Government support and engagement
India has publicly criticised CBAM as a trade‑discriminatory measure and has raised the issue at the WTO and bilateral levels. At the same time, the government is being pressed to:

  • Provide targeted incentives (tax breaks, soft loans, R&D support) for green steel projects.
  • Help small and medium steel producers meet CBAM‑linked reporting and emission‑reduction requirements.

Closing Notes

Long‑Term Outlook for Indian Steel and the EU Market

CBAM may not simply “hurt” Indian steel but could also act as a forcing function for structural change in the sector. If India responds by:

  • Modernising its energy‑intensive base,
  • Building a credible carbon‑pricing or tracking framework, and
  • Improving product‑carbon‑footprint transparency,

This will position Indian steel as a lower‑carbon, more competitive supplier in global markets, including the EU.

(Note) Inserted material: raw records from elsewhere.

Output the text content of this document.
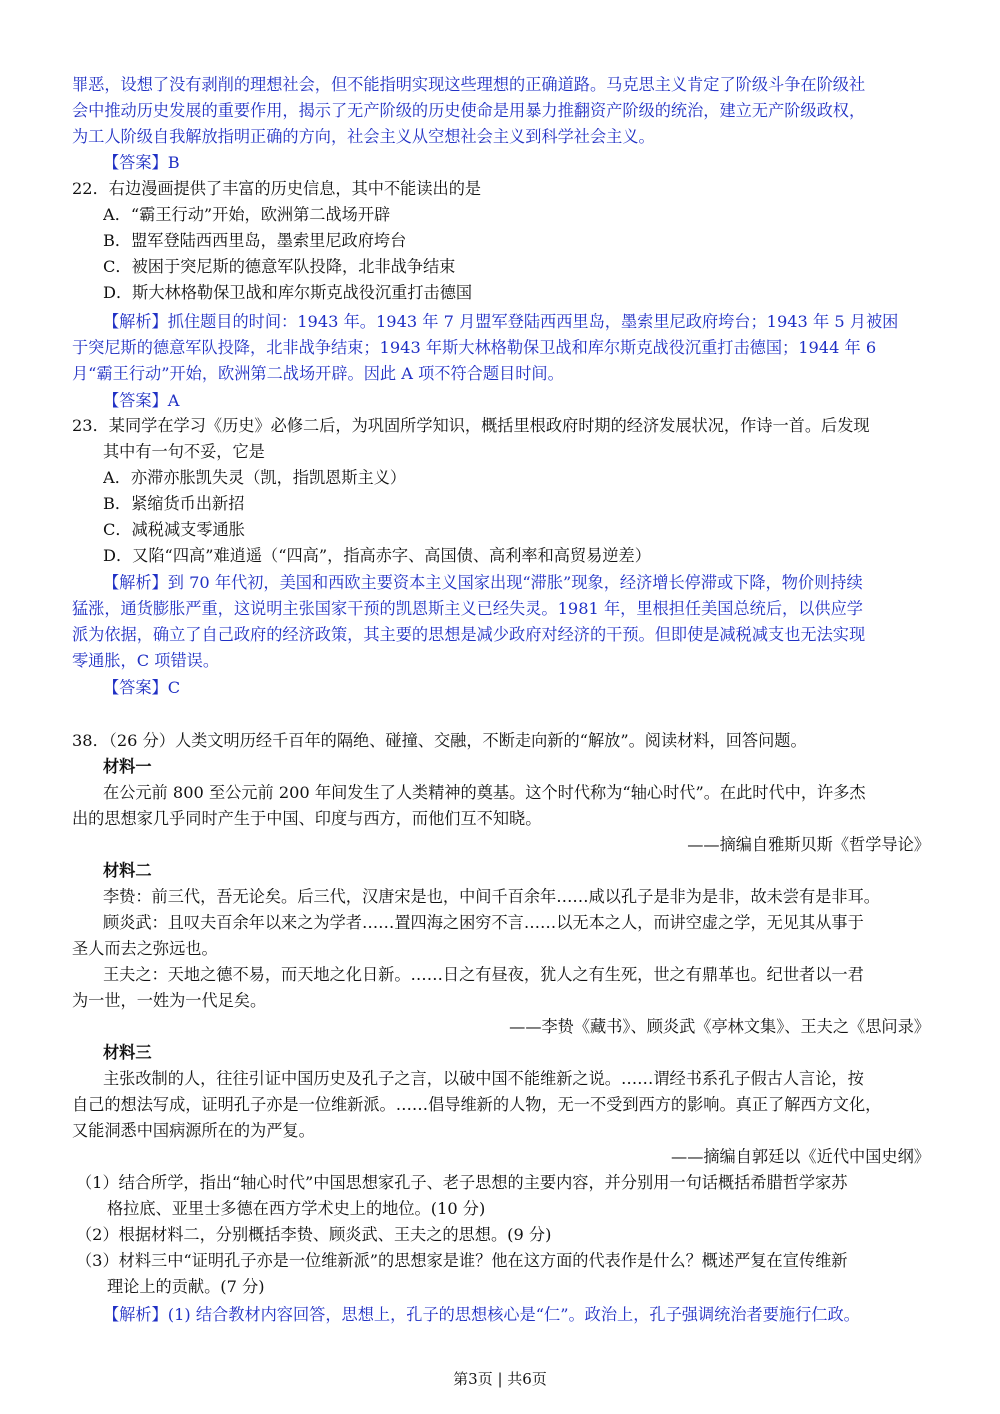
罪恶，设想了没有剥削的理想社会，但不能指明实现这些理想的正确道路。马克思主义肯定了阶级斗争在阶级社
会中推动历史发展的重要作用，揭示了无产阶级的历史使命是用暴力推翻资产阶级的统治，建立无产阶级政权，
为工人阶级自我解放指明正确的方向，社会主义从空想社会主义到科学社会主义。
【答案】B
22．右边漫画提供了丰富的历史信息，其中不能读出的是
A．“霸王行动”开始，欧洲第二战场开辟
B．盟军登陆西西里岛，墨索里尼政府垮台
C．被困于突尼斯的德意军队投降，北非战争结束
D．斯大林格勒保卫战和库尔斯克战役沉重打击德国
【解析】抓住题目的时间：1943 年。1943 年 7 月盟军登陆西西里岛，墨索里尼政府垮台；1943 年 5 月被困
于突尼斯的德意军队投降，北非战争结束；1943 年斯大林格勒保卫战和库尔斯克战役沉重打击德国；1944 年 6
月“霸王行动”开始，欧洲第二战场开辟。因此 A 项不符合题目时间。
【答案】A
23．某同学在学习《历史》必修二后，为巩固所学知识，概括里根政府时期的经济发展状况，作诗一首。后发现
其中有一句不妥，它是
A．亦滞亦胀凯失灵（凯，指凯恩斯主义）
B．紧缩货币出新招
C．减税减支零通胀
D．又陷“四高”难逍遥（“四高”，指高赤字、高国债、高利率和高贸易逆差）
【解析】到 70 年代初，美国和西欧主要资本主义国家出现“滞胀”现象，经济增长停滞或下降，物价则持续
猛涨，通货膨胀严重，这说明主张国家干预的凯恩斯主义已经失灵。1981 年，里根担任美国总统后，以供应学
派为依据，确立了自己政府的经济政策，其主要的思想是减少政府对经济的干预。但即使是减税减支也无法实现
零通胀，C 项错误。
【答案】C
38．（26 分）人类文明历经千百年的隔绝、碰撞、交融，不断走向新的“解放”。阅读材料，回答问题。
材料一
在公元前 800 至公元前 200 年间发生了人类精神的奠基。这个时代称为“轴心时代”。在此时代中，许多杰
出的思想家几乎同时产生于中国、印度与西方，而他们互不知晓。
——摘编自雅斯贝斯《哲学导论》
材料二
李贽：前三代，吾无论矣。后三代，汉唐宋是也，中间千百余年……咸以孔子是非为是非，故未尝有是非耳。
顾炎武：且叹夫百余年以来之为学者……置四海之困穷不言……以无本之人，而讲空虚之学，无见其从事于
圣人而去之弥远也。
王夫之：天地之德不易，而天地之化日新。……日之有昼夜，犹人之有生死，世之有鼎革也。纪世者以一君
为一世，一姓为一代足矣。
——李贽《藏书》、顾炎武《亭林文集》、王夫之《思问录》
材料三
主张改制的人，往往引证中国历史及孔子之言，以破中国不能维新之说。……谓经书系孔子假古人言论，按
自己的想法写成，证明孔子亦是一位维新派。……倡导维新的人物，无一不受到西方的影响。真正了解西方文化，
又能洞悉中国病源所在的为严复。
——摘编自郭廷以《近代中国史纲》
（1）结合所学，指出“轴心时代”中国思想家孔子、老子思想的主要内容，并分别用一句话概括希腊哲学家苏
格拉底、亚里士多德在西方学术史上的地位。(10 分)
（2）根据材料二，分别概括李贽、顾炎武、王夫之的思想。(9 分)
（3）材料三中“证明孔子亦是一位维新派”的思想家是谁？他在这方面的代表作是什么？概述严复在宣传维新
理论上的贡献。(7 分)
【解析】(1) 结合教材内容回答，思想上，孔子的思想核心是“仁”。政治上，孔子强调统治者要施行仁政。
第3页 | 共6页
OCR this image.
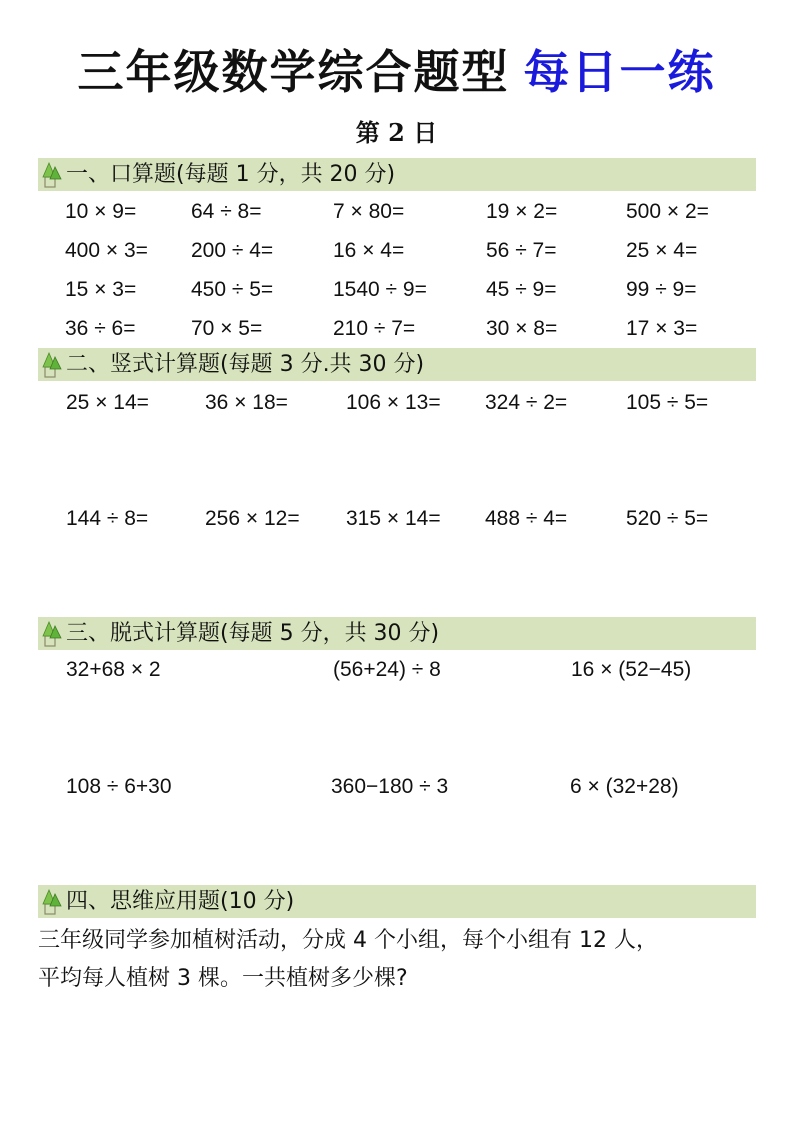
三年级数学综合题型 每日一练
第 2 日
一、口算题(每题 1 分，共 20 分)
10 × 9=	64 ÷ 8=	7 × 80=	19 × 2=	500 × 2=
400 × 3= 200 ÷ 4=	16 × 4=	56 ÷ 7=	25 × 4=
15 × 3=	450 ÷ 5=	1540 ÷ 9=	45 ÷ 9=	99 ÷ 9=
36 ÷ 6=	70 × 5=	210 ÷ 7=	30 × 8=	17 × 3=
二、竖式计算题(每题 3 分.共 30 分)
25 × 14=	36 × 18=	106 × 13= 324 ÷ 2=	105 ÷ 5=
144 ÷ 8=	256 × 12= 315 × 14= 488 ÷ 4=	520 ÷ 5=
三、脱式计算题(每题 5 分，共 30 分)
32+68 × 2	(56+24) ÷ 8	16 × (52−45)
108 ÷ 6+30	360−180 ÷ 3	6 × (32+28)
四、思维应用题(10 分)
三年级同学参加植树活动，分成 4 个小组，每个小组有 12 人，
平均每人植树 3 棵。一共植树多少棵?
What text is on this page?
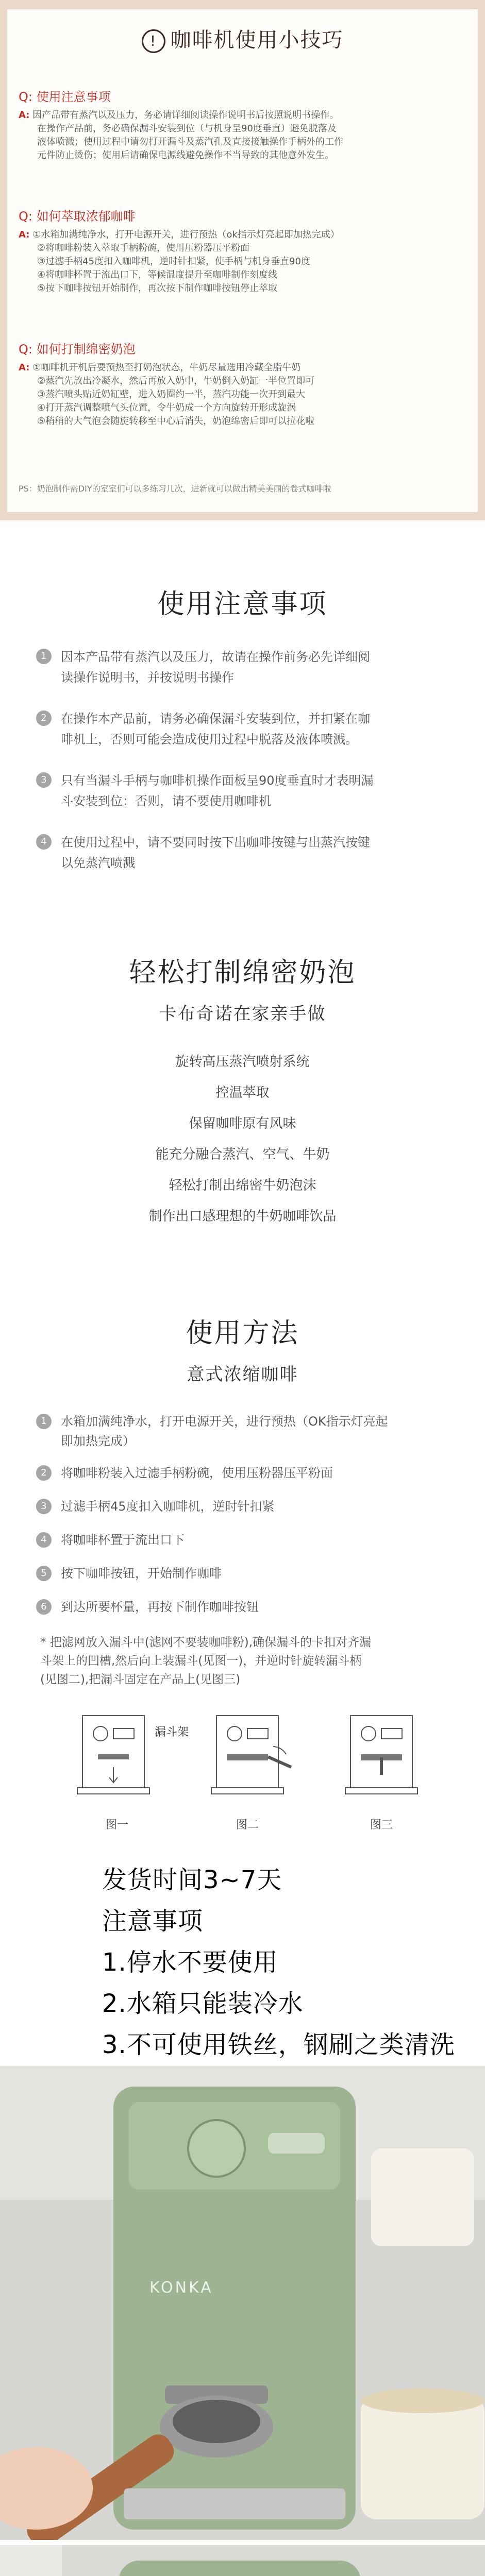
! 咖啡机使用小技巧
Q: 使用注意事项
A: 因产品带有蒸汽以及压力，务必请详细阅读操作说明书后按照说明书操作。
在操作产品前，务必确保漏斗安装到位（与机身呈90度垂直）避免脱落及
液体喷溅；使用过程中请勿打开漏斗及蒸汽孔及直接接触操作手柄外的工作
元件防止烫伤；使用后请确保电源线避免操作不当导致的其他意外发生。
Q: 如何萃取浓郁咖啡
A: ①水箱加满纯净水，打开电源开关，进行预热（ok指示灯亮起即加热完成）
②将咖啡粉装入萃取手柄粉碗，使用压粉器压平粉面
③过滤手柄45度扣入咖啡机，逆时针扣紧，使手柄与机身垂直90度
④将咖啡杯置于流出口下，等候温度提升至咖啡制作刻度线
⑤按下咖啡按钮开始制作，再次按下制作咖啡按钮停止萃取
Q: 如何打制绵密奶泡
A: ①咖啡机开机后要预热至打奶泡状态，牛奶尽量选用冷藏全脂牛奶
②蒸汽先放出冷凝水，然后再放入奶中，牛奶倒入奶缸一半位置即可
③蒸汽喷头贴近奶缸壁，进入奶圈约一半，蒸汽功能一次开到最大
④打开蒸汽调整喷气头位置，令牛奶成一个方向旋转开形成旋涡
⑤稍稍的大气泡会随旋转移至中心后消失，奶泡绵密后即可以拉花啦
PS：奶泡制作需DIY的室室们可以多练习几次，进新就可以做出精美美丽的卷式咖啡啦
使用注意事项
1	因本产品带有蒸汽以及压力，故请在操作前务必先详细阅
读操作说明书，并按说明书操作
2	在操作本产品前，请务必确保漏斗安装到位，并扣紧在咖
啡机上，否则可能会造成使用过程中脱落及液体喷溅。
3	只有当漏斗手柄与咖啡机操作面板呈90度垂直时才表明漏
斗安装到位：否则，请不要使用咖啡机
4	在使用过程中，请不要同时按下出咖啡按键与出蒸汽按键
以免蒸汽喷溅
轻松打制绵密奶泡
卡布奇诺在家亲手做
旋转高压蒸汽喷射系统
控温萃取
保留咖啡原有风味
能充分融合蒸汽、空气、牛奶
轻松打制出绵密牛奶泡沫
制作出口感理想的牛奶咖啡饮品
使用方法
意式浓缩咖啡
1	水箱加满纯净水，打开电源开关，进行预热（OK指示灯亮起
即加热完成）
2	将咖啡粉装入过滤手柄粉碗，使用压粉器压平粉面
3	过滤手柄45度扣入咖啡机，逆时针扣紧
4	将咖啡杯置于流出口下
5	按下咖啡按钮，开始制作咖啡
6	到达所要杯量，再按下制作咖啡按钮
* 把滤网放入漏斗中(滤网不要装咖啡粉),确保漏斗的卡扣对齐漏
斗架上的凹槽,然后向上装漏斗(见图一)，并逆时针旋转漏斗柄
(见图二),把漏斗固定在产品上(见图三)
漏斗架
图一	图二	图三
发货时间3~7天
注意事项
1.停水不要使用
2.水箱只能装冷水
3.不可使用铁丝，钢刷之类清洗
KONKA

However, if the domestic response is slow or fragmented, CBAM will:

  • Shrink India’s share of the EU steel market,
  • Widen the gap between large, green‑investing firms and smaller, less‑adaptive players, and
  • Expose the Indian steel sector to further carbon‑linked trade measures from other advanced economies.

Ultimately, CBAM is not just a compliance challenge, it is a strategic catalyst. The direction India chooses now will define whether its steel industry competes on cost alone or evolves to compete on both cost and carbon in a rapidly changing global market.